Over the last several years, a number of municipalities across the nation have passed ordinances imposing bans, fees, and/or taxes on single-use plastic carrier bags distributed by retailers. In the most recent 188th legislative session, Massachusetts legislators sought, and failed, to pass the first statewide ban on plastic bags. That legislation was instead passed by California and signed into law on September 30, 2014. Given California’s recent passage of a statewide ban, and the increasing concern of legislators and environmental groups over potential environmental impacts from the use of plastic bags, it is highly likely that Massachusetts legislators will reintroduce the same or similarly-worded legislation in the next session.

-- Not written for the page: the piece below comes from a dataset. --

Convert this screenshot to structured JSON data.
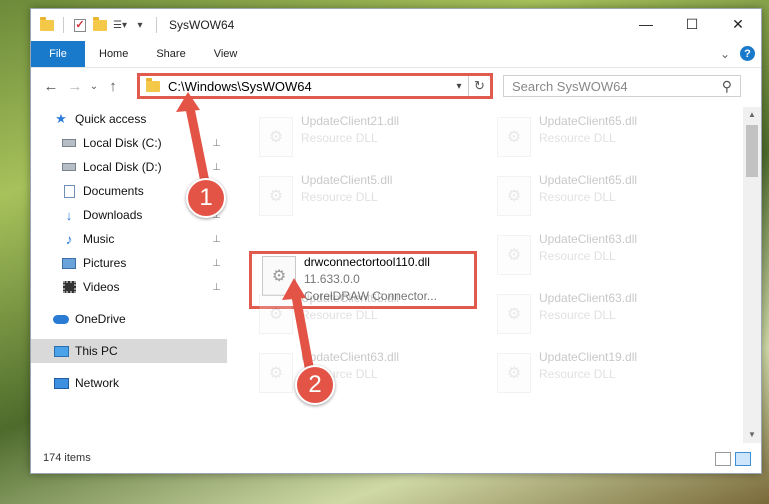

Since the introduction of single-use plastic carrier bags in U.S. supermarkets in the late 1970s, consumption of plastic carrier bags has escalated. In 2010, the U.S. International Trade Commissionreported that approximately 500 billion to 1 trillion plastic bags are consumed annually worldwide. Environmental groups such as the Sierra Club are concerned about the increasing buildup of plastic bag debris in the oceans. Sierra Club maintains that plastic bag litter can foul waterways and cause the death of marine animals that have mistaken the bags for food.

Approximately 190 municipalities across the nation have passed ordinances imposing bans, fees, and/or taxes on plastic bags. According to a recent Boston Globe article, Nantucket appears to have been the first municipality to ban plastic carrier bags “to the maximum extent reasonably practicable,” starting in April 1990. See Town of Nantucket, Ethics, Division 1, Part I § 125-3 (“All packaging added to or supplied by vendors or commercial establishments within the Town of Nantucket for merchandise of any type being removed from the establishment shall comply with such rules and regulations requiring the use of biodegradable packaging [packaging other than plastic or styrofoam] to the maximum extent reasonably practicable”; this section took effect April 15, 1990). Since then, in Massachusetts, ordinances have been passed in Great Barrington, Manchester, Brookline, and most recently Marblehead, and are being considered by several more municipalities.  However, until recently, the bans were all localized; there was no statewide ban.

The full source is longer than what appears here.